Shimbo, a trained sushi chef and author of "The Sushi Experience" and "The Japanese Kitchen," showed Harry how to quickly sear thin slices of Wagyu beef ($90 a pound!) on hot stones, then dip the slices in smoked sea salts. The sea salts have been used in Japanese cuisine for more than 2,500 years, Shimbo said. The smoky flavor is developed from roasting the salt with cherry wood.
Another unusual ingredient Shimbo introduced to Harry is purple sweet potato vinegar (called benimosu, pronounced beh-nee-mosu). There are two versions -- one to accompany savory dishes and one sweetened with honey that can be used in cocktails or desserts. According to Shimbo, the deep red vinegar has "a pleasant sharp taste and aroma." Benimosu is made from purple sweet potatoes, which centuries ago traveled with the Portuguese to Japan from their native Central and South America, she explained.
And shoyu (pronounced show-you) Shiro Shibori is a wheat soy sauce made from 80 percent wheat and 20 percent soybeans. It originates from the city of Yuasa, where Japanese soy sauce was born 750 years ago. Soy sauce was originally developed to pickle local summer vegetables such as melon, eggplant, ginger and cucumber in a pickling base consisting of a combination of wheat, rice, soybeans and salt in a wooden vat, much as it is done in China. That's because a Japanese monk, Kakushin, visited China to study Buddhism, and returned to Japan with this easy preserving method. For more, go here.
Shimbo passed along some simple Japanese recipes to try at home:
Grilled Chicken with Yuzu-flavored Mutenka Mugi Miso Sauce
(recipe by Hiroko Shimbo)
For the Yuzu-flavored sauce:
3.5 ounces MUTENKA MUGI MISO
1/4 cup sake (rice wine)
2 tablespoons honey
2 tablespoons dashi (fish stock)
1/4 teaspoon salt
2 tablespoons yuzu juice
Grated rind of yuzu
For the chicken:
Chicken breast, skin attached
Sea salt
Grilled seasonal vegetables
Place all sauce ingredients in a pot, except yuzu juice and rind; cook over medium-low heat until no longer watery.
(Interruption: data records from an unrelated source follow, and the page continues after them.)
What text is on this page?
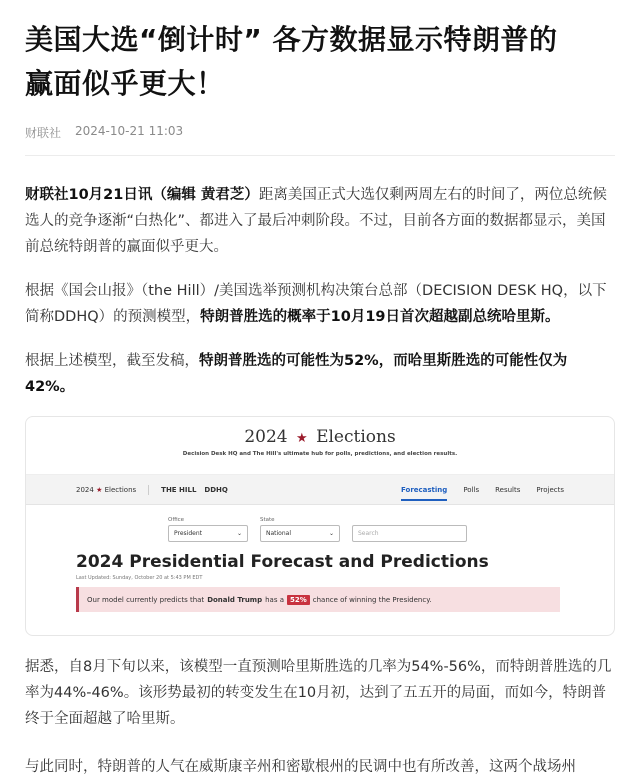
美国大选“倒计时” 各方数据显示特朗普的
赢面似乎更大！
财联社 2024-10-21 11:03

财联社10月21日讯（编辑 黄君芝）距离美国正式大选仅剩两周左右的时间了，两位总统候选人的竞争逐渐“白热化”、都进入了最后冲刺阶段。不过，目前各方面的数据都显示，美国前总统特朗普的赢面似乎更大。

根据《国会山报》（the Hill）/美国选举预测机构决策台总部（DECISION DESK HQ，以下简称DDHQ）的预测模型，特朗普胜选的概率于10月19日首次超越副总统哈里斯。

根据上述模型，截至发稿，特朗普胜选的可能性为52%，而哈里斯胜选的可能性仅为42%。

2024 ★ Elections
Decision Desk HQ and The Hill's ultimate hub for polls, predictions, and election results.
2024 ★ Elections	THE HILL DDHQ	Forecasting Polls Results Projects
Office
President	⌄
State
National	⌄
	Search
2024 Presidential Forecast and Predictions
Last Updated: Sunday, October 20 at 5:43 PM EDT
Our model currently predicts that Donald Trump has a 52% chance of winning the Presidency.

据悉，自8月下旬以来，该模型一直预测哈里斯胜选的几率为54%-56%，而特朗普胜选的几率为44%-46%。该形势最初的转变发生在10月初，达到了五五开的局面，而如今，特朗普终于全面超越了哈里斯。

与此同时，特朗普的人气在威斯康辛州和密歇根州的民调中也有所改善，这两个战场州
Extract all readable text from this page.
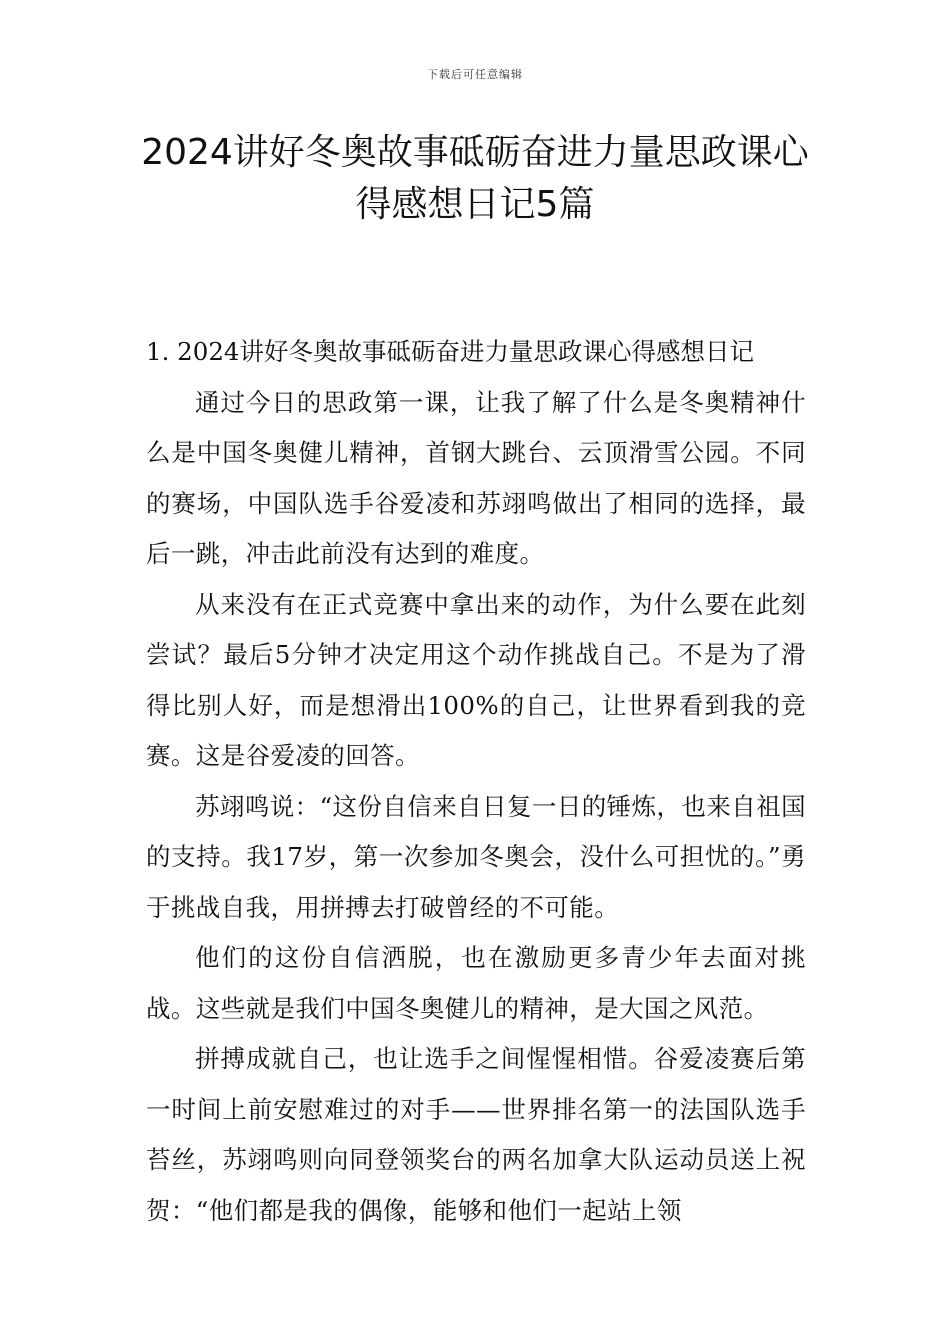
下载后可任意编辑
2024讲好冬奥故事砥砺奋进力量思政课心
得感想日记5篇
1. 2024讲好冬奥故事砥砺奋进力量思政课心得感想日记

通过今日的思政第一课，让我了解了什么是冬奥精神什么是中国冬奥健儿精神，首钢大跳台、云顶滑雪公园。不同的赛场，中国队选手谷爱凌和苏翊鸣做出了相同的选择，最后一跳，冲击此前没有达到的难度。

从来没有在正式竞赛中拿出来的动作，为什么要在此刻尝试？最后5分钟才决定用这个动作挑战自己。不是为了滑得比别人好，而是想滑出100%的自己，让世界看到我的竞赛。这是谷爱凌的回答。

苏翊鸣说：“这份自信来自日复一日的锤炼，也来自祖国的支持。我17岁，第一次参加冬奥会，没什么可担忧的。”勇于挑战自我，用拼搏去打破曾经的不可能。

他们的这份自信洒脱，也在激励更多青少年去面对挑战。这些就是我们中国冬奥健儿的精神，是大国之风范。

拼搏成就自己，也让选手之间惺惺相惜。谷爱凌赛后第一时间上前安慰难过的对手——世界排名第一的法国队选手苔丝，苏翊鸣则向同登领奖台的两名加拿大队运动员送上祝贺：“他们都是我的偶像，能够和他们一起站上领
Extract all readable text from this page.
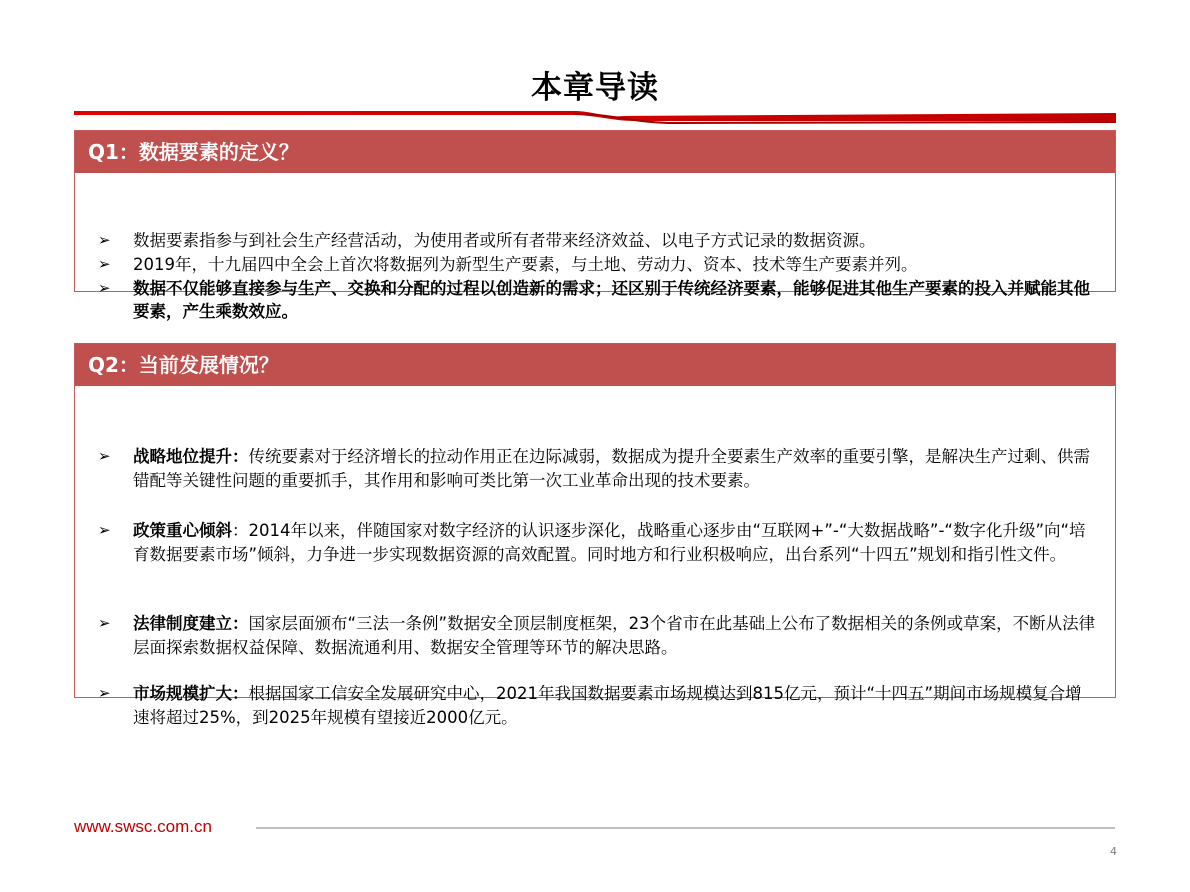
本章导读
Q1：数据要素的定义？
➢ 数据要素指参与到社会生产经营活动，为使用者或所有者带来经济效益、以电子方式记录的数据资源。
➢ 2019年，十九届四中全会上首次将数据列为新型生产要素，与土地、劳动力、资本、技术等生产要素并列。
➢ 数据不仅能够直接参与生产、交换和分配的过程以创造新的需求；还区别于传统经济要素，能够促进其他生产要素的投入并赋能其他要素，产生乘数效应。
Q2：当前发展情况？
➢ 战略地位提升：传统要素对于经济增长的拉动作用正在边际减弱，数据成为提升全要素生产效率的重要引擎，是解决生产过剩、供需错配等关键性问题的重要抓手，其作用和影响可类比第一次工业革命出现的技术要素。
➢ 政策重心倾斜：2014年以来，伴随国家对数字经济的认识逐步深化，战略重心逐步由“互联网+”-“大数据战略”-“数字化升级”向“培育数据要素市场”倾斜，力争进一步实现数据资源的高效配置。同时地方和行业积极响应，出台系列“十四五”规划和指引性文件。
➢ 法律制度建立：国家层面颁布“三法一条例”数据安全顶层制度框架，23个省市在此基础上公布了数据相关的条例或草案，不断从法律层面探索数据权益保障、数据流通利用、数据安全管理等环节的解决思路。
➢ 市场规模扩大：根据国家工信安全发展研究中心，2021年我国数据要素市场规模达到815亿元，预计“十四五”期间市场规模复合增速将超过25%，到2025年规模有望接近2000亿元。
www.swsc.com.cn
4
Add yuzu juice and rind; continue to cook until no longer watery.
Heat a non-stick skillet over medium heat. Salt the chicken on both sides. Place the chicken, skin-side down, on the skillet and cook it until the skin is golden. Turn over the chicken and cook until the other side is golden. Transfer the chicken to the heated oven (325 degrees F) and cook additional 12 minutes.
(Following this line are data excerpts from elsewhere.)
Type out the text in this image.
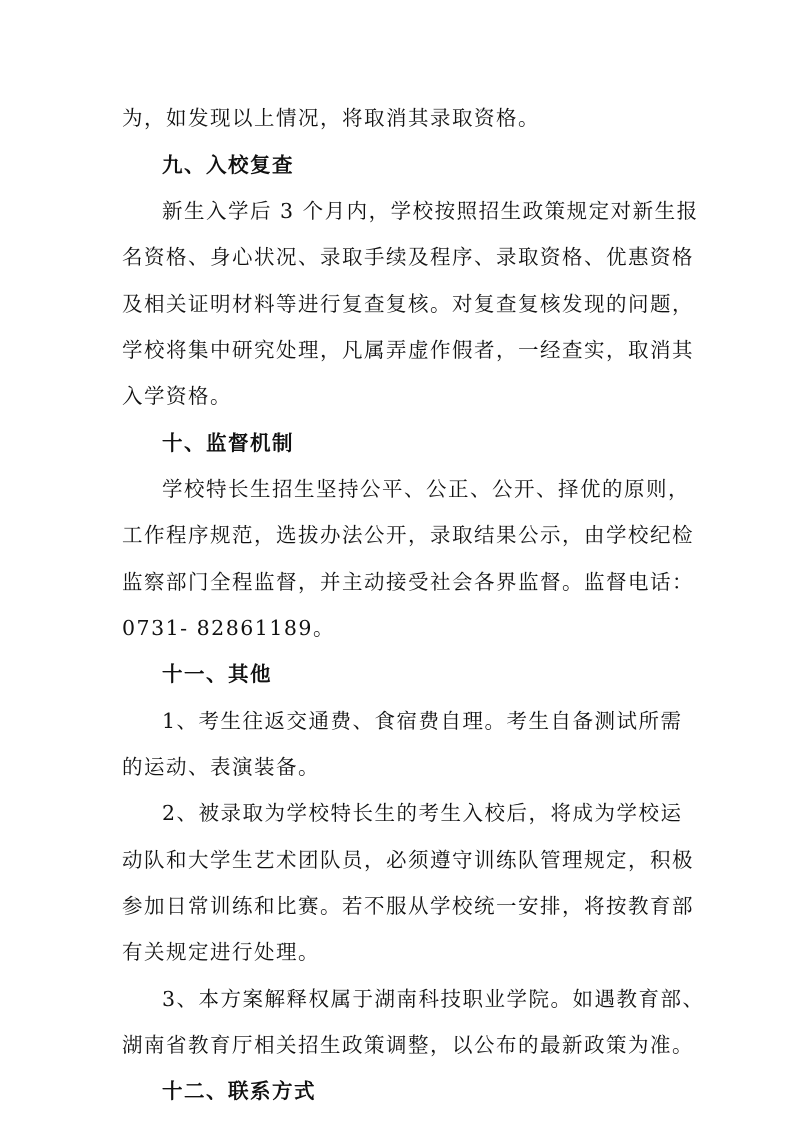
为，如发现以上情况，将取消其录取资格。
九、入校复查
新生入学后 3 个月内，学校按照招生政策规定对新生报
名资格、身心状况、录取手续及程序、录取资格、优惠资格
及相关证明材料等进行复查复核。对复查复核发现的问题，
学校将集中研究处理，凡属弄虚作假者，一经查实，取消其
入学资格。
十、监督机制
学校特长生招生坚持公平、公正、公开、择优的原则，
工作程序规范，选拔办法公开，录取结果公示，由学校纪检
监察部门全程监督，并主动接受社会各界监督。监督电话：
0731- 82861189。
十一、其他
1、考生往返交通费、食宿费自理。考生自备测试所需
的运动、表演装备。
2、被录取为学校特长生的考生入校后，将成为学校运
动队和大学生艺术团队员，必须遵守训练队管理规定，积极
参加日常训练和比赛。若不服从学校统一安排，将按教育部
有关规定进行处理。
3、本方案解释权属于湖南科技职业学院。如遇教育部、
湖南省教育厅相关招生政策调整，以公布的最新政策为准。
十二、联系方式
Two minutes before the end of cooking remove the chicken from the oven and spread 2 tablespoons yuzu sauce over each chicken breast. Put the chicken back to the oven. Serve the chicken with grilled vegetables on the side.
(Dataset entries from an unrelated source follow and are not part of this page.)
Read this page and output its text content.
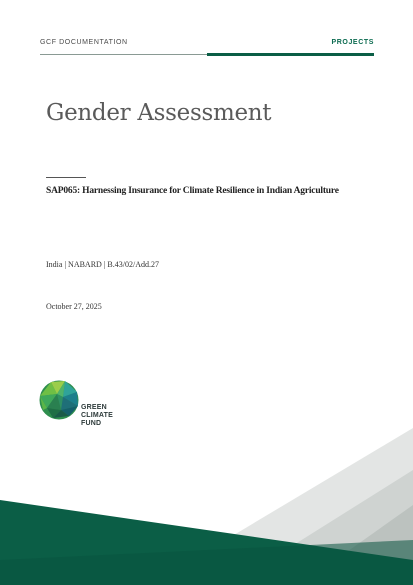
GCF DOCUMENTATION	PROJECTS
Gender Assessment
SAP065: Harnessing Insurance for Climate Resilience in Indian Agriculture
India | NABARD | B.43/02/Add.27
October 27, 2025
GREEN
CLIMATE
FUND
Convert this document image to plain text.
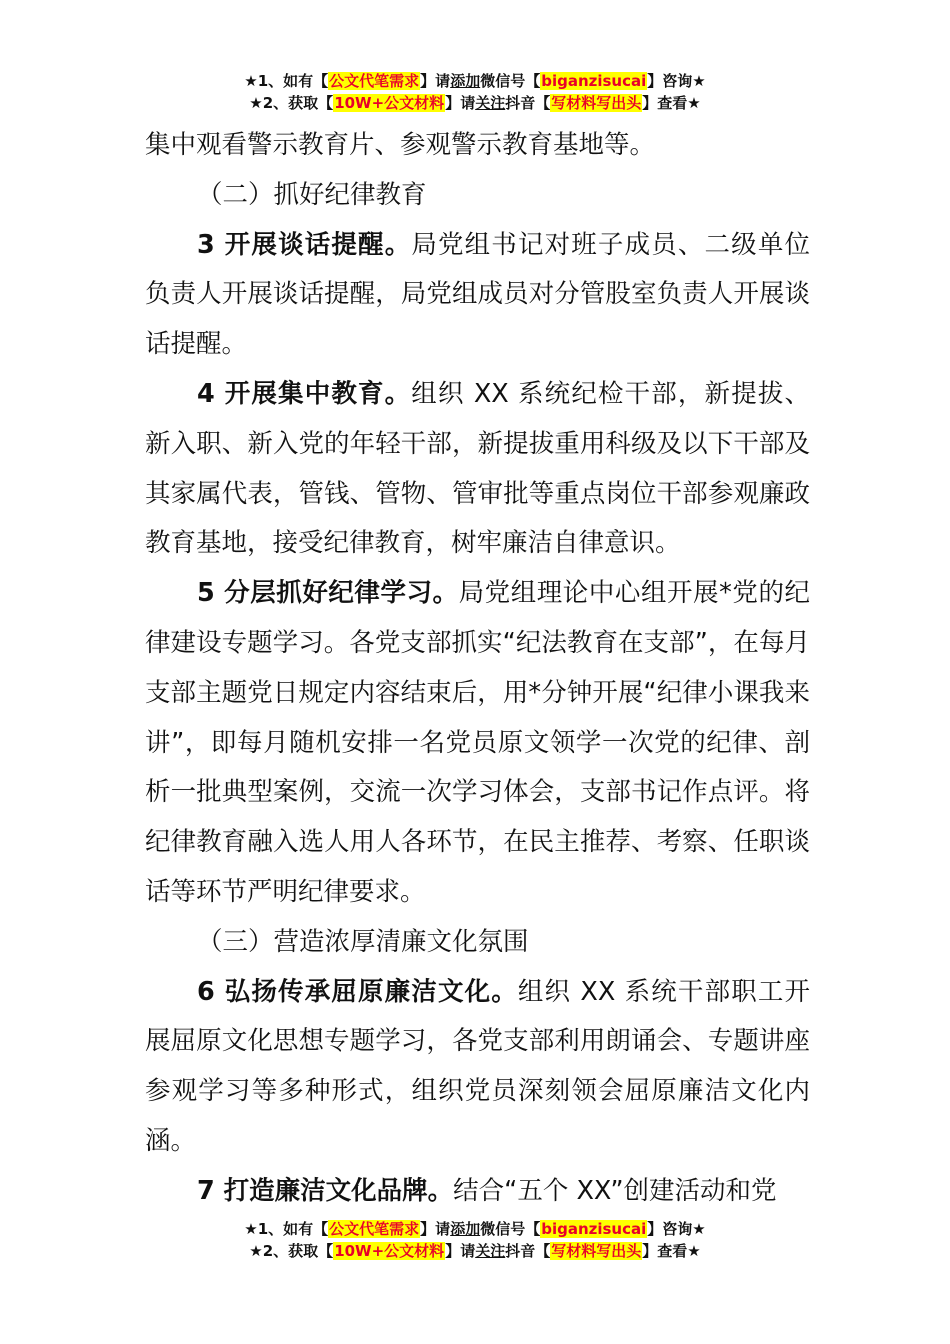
★1、如有【公文代笔需求】请添加微信号【biganzisucai】咨询★
★2、获取【10W+公文材料】请关注抖音【写材料写出头】查看★

集中观看警示教育片、参观警示教育基地等。

（二）抓好纪律教育

3 开展谈话提醒。局党组书记对班子成员、二级单位负责人开展谈话提醒，局党组成员对分管股室负责人开展谈话提醒。

4 开展集中教育。组织 XX 系统纪检干部，新提拔、新入职、新入党的年轻干部，新提拔重用科级及以下干部及其家属代表，管钱、管物、管审批等重点岗位干部参观廉政教育基地，接受纪律教育，树牢廉洁自律意识。

5 分层抓好纪律学习。局党组理论中心组开展*党的纪律建设专题学习。各党支部抓实“纪法教育在支部”，在每月支部主题党日规定内容结束后，用*分钟开展“纪律小课我来讲”，即每月随机安排一名党员原文领学一次党的纪律、剖析一批典型案例，交流一次学习体会，支部书记作点评。将纪律教育融入选人用人各环节，在民主推荐、考察、任职谈话等环节严明纪律要求。

（三）营造浓厚清廉文化氛围

6 弘扬传承屈原廉洁文化。组织 XX 系统干部职工开展屈原文化思想专题学习，各党支部利用朗诵会、专题讲座参观学习等多种形式，组织党员深刻领会屈原廉洁文化内涵。

7 打造廉洁文化品牌。结合“五个 XX”创建活动和党

★1、如有【公文代笔需求】请添加微信号【biganzisucai】咨询★
★2、获取【10W+公文材料】请关注抖音【写材料写出头】查看★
SHIRO SHIBORI flavored Tuna Tartar
7 ounces sashimi tuna, cut into tiny cubes
1 tablespoon pickled ginger, minced
1 tablespoon chive, minced
10 shiso leaves
Lemon or yuzu juice to taste
Shiro Shibori, wheat soy sauce, to taste
Pinch sea salt
Baguette, sliced thin and cooked with a little olive oil until crisp
In a bowl gently toss tuna, pickled ginger and chive. Flavor the mixture with lemon or yuzu juice and wheat soy sauce. Add sea salt if needed. Place one shiso leaf on top of each baguette slice. Scoop 1/20th portion of tuna from the bowl and arrange it on top of shiso leaf.
Benimosu Yogurt
1/2 cup mixed blueberries, raspberries and blackberries
1 cup Greek style yogurt
2 tablespoons Benimosu, purple sweet potato vinegar, honey sweetened
In a dessert glass bowl arrange yogurt and mixed berries. Drizzle Benimosu over yogurt and berries.